Crystal Simpson, assistant professor in the
Division of Geriatric Medicine and Geronotology, has been
named assistant dean of student affairs. She will work to
recruit a diverse medical student body.

School of Nursing
Marion J. Ball has been promoted to full
professor. Ball, an adjunct professor at Nursing since
1996, also holds adjunct professorships at the Johns
Hopkins School of Medicine, Division of Health Sciences
Informatics, and at the Uniformed Services University of
Health Sciences. She is a member of the Institute for
Medicine and the board of regents of the National Library
of Medicine, and is vice president of clinical informatics
strategies at Healthlink Inc. The author of 17 books and
hundreds of articles in the field of health informatics,
Ball earned a bachelor's degree in mathematics with minors
in computer science and German from the University of
Kentucky and a master's degree in mathematics and secondary
education and a doctor of education degree from Temple
University.
Victoria Mock has been promoted to professor.
Formerly an associate professor, Mock is director of both
the JHU Center for Nursing Research and the school's new
Center for Collaborative Intervention Research. She also
leads the SON collaborative doctoral nursing program with
Peking Union Medical College and serves as director of
nursing research at the Kimmel Cancer Center.
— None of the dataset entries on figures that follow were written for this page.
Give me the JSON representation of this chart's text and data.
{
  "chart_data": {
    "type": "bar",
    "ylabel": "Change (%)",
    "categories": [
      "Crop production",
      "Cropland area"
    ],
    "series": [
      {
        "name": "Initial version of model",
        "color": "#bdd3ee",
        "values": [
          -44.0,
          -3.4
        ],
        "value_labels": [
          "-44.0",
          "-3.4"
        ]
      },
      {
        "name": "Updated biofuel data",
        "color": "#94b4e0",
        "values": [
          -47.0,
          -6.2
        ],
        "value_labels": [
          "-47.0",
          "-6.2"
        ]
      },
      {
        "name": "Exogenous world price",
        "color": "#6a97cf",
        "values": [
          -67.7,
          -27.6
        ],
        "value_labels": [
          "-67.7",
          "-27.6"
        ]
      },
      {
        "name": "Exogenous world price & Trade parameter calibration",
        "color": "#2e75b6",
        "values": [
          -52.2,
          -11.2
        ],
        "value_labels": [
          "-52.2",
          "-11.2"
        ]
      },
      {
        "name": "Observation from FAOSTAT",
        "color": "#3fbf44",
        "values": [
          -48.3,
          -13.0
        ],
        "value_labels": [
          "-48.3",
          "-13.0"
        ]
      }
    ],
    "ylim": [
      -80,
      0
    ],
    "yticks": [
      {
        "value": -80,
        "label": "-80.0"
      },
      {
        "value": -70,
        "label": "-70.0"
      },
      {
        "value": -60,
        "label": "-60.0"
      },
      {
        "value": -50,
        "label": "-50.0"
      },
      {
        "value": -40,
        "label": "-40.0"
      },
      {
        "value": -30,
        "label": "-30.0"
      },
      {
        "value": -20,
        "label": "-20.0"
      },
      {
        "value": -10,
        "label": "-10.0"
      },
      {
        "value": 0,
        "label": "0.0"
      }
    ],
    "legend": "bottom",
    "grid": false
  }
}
She holds a
joint appointment in oncology at the School of Medicine and
is internationally known for her research in symptom
management for patients receiving cancer treatment. Mock
received a bachelor of science in nursing from Duke, a
master's degree from the University of California, San
Francisco, and a doctor of nursing science from Catholic
University in Washington, D.C.
Gayle Giboney Page has been promoted to
professor. An associate professor since 1998, Page holds
the Independence Foundation Chair in Nursing Education. She
also serves as the director of the school's doctoral
program. Her research focuses on pain management, stress
and cancer in animal models. Page received a bachelor of
science in nursing from California State College and holds
a master's in nursing and doctor of nursing science from
UCLA, where she was a postdoctoral fellow in biobehavioral
sciences.

School of Professional Studies in Business and
Education
Johns Hopkins Professional has received a gold
award in the 2005 Marketing and Publications Awards
Competition of the University Continuing Education
Association. The semiannual magazine is produced by Barbara
Wallace, director of communications services; Andrew
Blumberg, communications manager; Sue De Pasquale,
consulting editor; and Aimee Bracken, publication
designer.

Whiting School of Engineering
Frederick Jelinek, the Julian S. Smith
Professor of Electrical Engineering and director of the
Center for Language and Speech Processing, is the recipient
of the 2005 IEEE James L. Flanagan Speech and Audio
Processing Award. The honor recognizes Jelinek's
fundamental contributions to the statistical modeling of
speech and language. Jelinek's innovations can be found in
all of today's commercial speech recognition systems, and
he is hailed by his contemporaries as one of the fathers of
modern speech and language processing.